Greece is ready to play the Russian card, bringing a new geostrategic dimension to the euro crisis.

Greek Prime Minister Alexis Tsipras moved up his planned visit to talk to Russian President Vladimir Putin in Moscow to early next month instead of in May.

Faced with intransigence by the European Union and its other creditors in rolling back austerity and alleviating its debt burden, the Greek government is quietly dangling the prospect of turning to Russia for aid.

The Greek economy may represent an insignificant portion of the EU’s overall gross domestic product, but its location at the crossroads of Europe, Asia and the Middle East continues to be of considerable geostrategic importance.

This is why the U.S. worked so hard in the postwar period to keep Greece from drifting into the Soviet camp and has supported Greece as a linchpin of NATO.

Many already blame EU ham-handedness for sparking the crisis in Ukraine by insisting that Kiev make an either-or choice between Brussels and Moscow.

Now, with its blinkered focus on its arbitrary euro parameters, the EU appears willing to not only eject Greece from the euro with unpredictable consequences — but also to undo 70 years of effort to keep the country firmly in the Western camp.

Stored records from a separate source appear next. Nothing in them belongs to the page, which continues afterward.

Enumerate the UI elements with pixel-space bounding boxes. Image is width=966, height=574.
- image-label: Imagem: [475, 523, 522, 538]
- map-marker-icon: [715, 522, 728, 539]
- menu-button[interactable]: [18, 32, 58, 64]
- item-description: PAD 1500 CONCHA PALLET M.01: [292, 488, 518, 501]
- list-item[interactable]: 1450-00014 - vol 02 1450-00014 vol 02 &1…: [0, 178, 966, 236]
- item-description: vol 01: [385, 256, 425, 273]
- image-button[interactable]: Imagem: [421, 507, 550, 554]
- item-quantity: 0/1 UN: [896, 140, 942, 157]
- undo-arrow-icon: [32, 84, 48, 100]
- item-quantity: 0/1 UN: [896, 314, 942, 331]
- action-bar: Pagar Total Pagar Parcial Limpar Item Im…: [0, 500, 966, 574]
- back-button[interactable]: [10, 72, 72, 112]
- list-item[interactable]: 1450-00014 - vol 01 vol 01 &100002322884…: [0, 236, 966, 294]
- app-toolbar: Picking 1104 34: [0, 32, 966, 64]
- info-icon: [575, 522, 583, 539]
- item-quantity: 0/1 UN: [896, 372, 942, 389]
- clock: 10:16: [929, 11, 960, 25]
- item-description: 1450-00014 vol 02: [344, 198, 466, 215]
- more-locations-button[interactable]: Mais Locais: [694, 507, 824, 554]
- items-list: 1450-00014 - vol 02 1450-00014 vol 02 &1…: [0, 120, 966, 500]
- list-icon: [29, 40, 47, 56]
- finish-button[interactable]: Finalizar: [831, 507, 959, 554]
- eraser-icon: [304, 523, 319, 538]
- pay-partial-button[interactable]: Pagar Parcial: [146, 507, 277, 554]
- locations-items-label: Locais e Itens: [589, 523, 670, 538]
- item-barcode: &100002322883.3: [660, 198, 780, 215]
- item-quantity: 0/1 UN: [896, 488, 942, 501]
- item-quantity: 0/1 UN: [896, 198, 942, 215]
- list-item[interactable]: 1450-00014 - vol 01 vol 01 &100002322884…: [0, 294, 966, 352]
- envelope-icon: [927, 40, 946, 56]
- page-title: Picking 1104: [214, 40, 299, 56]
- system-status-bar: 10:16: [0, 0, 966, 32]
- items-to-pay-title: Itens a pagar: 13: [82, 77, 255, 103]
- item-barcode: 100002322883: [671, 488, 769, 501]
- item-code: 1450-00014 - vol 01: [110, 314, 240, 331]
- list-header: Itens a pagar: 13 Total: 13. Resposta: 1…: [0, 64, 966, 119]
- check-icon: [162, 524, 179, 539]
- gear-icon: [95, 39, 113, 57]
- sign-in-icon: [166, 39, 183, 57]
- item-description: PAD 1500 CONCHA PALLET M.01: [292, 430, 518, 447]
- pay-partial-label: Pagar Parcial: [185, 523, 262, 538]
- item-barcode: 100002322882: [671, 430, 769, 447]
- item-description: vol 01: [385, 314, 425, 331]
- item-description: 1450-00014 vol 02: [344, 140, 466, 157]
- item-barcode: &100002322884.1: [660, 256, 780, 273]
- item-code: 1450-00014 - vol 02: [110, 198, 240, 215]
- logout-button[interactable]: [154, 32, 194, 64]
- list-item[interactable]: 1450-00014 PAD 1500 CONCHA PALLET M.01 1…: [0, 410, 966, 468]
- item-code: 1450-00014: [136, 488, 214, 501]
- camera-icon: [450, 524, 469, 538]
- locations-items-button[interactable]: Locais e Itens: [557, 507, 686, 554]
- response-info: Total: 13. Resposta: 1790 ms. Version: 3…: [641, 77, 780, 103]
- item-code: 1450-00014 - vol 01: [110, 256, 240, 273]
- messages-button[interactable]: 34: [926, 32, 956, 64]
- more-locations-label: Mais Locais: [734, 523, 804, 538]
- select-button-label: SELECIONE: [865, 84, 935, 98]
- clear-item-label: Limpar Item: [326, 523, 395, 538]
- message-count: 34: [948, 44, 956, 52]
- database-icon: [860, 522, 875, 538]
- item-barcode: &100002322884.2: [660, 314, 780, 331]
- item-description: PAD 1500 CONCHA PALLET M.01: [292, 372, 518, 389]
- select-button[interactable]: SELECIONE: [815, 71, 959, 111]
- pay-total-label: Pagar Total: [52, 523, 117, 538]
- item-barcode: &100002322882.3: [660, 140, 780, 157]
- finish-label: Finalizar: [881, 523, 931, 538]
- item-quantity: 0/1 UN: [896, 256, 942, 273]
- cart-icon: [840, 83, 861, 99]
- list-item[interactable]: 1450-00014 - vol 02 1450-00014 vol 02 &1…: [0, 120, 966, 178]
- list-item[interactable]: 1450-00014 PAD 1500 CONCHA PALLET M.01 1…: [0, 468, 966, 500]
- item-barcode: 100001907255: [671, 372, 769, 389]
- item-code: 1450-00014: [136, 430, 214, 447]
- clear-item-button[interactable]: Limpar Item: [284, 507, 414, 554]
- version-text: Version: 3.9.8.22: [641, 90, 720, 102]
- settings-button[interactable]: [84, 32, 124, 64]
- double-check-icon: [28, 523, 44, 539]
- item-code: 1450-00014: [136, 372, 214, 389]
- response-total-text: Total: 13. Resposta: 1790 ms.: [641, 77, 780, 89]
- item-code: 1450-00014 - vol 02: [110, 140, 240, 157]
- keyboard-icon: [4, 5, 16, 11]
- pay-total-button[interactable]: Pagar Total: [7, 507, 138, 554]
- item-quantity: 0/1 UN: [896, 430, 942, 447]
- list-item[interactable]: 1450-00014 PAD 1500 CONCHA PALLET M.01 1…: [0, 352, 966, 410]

Tsipras continues to defy the bullying by Brussels authorities, as Greek officials stonewalled a teleconference this week to discuss “technical” details of the country’s compliance with EU terms of a bailout pending a chance to reach a political solution.

Greek leaders are trying to take the crisis out of the narrow realm of contractual law regarding debt and deal with it in the context of European solidarity and the very real humanitarian crisis that exists in Greece.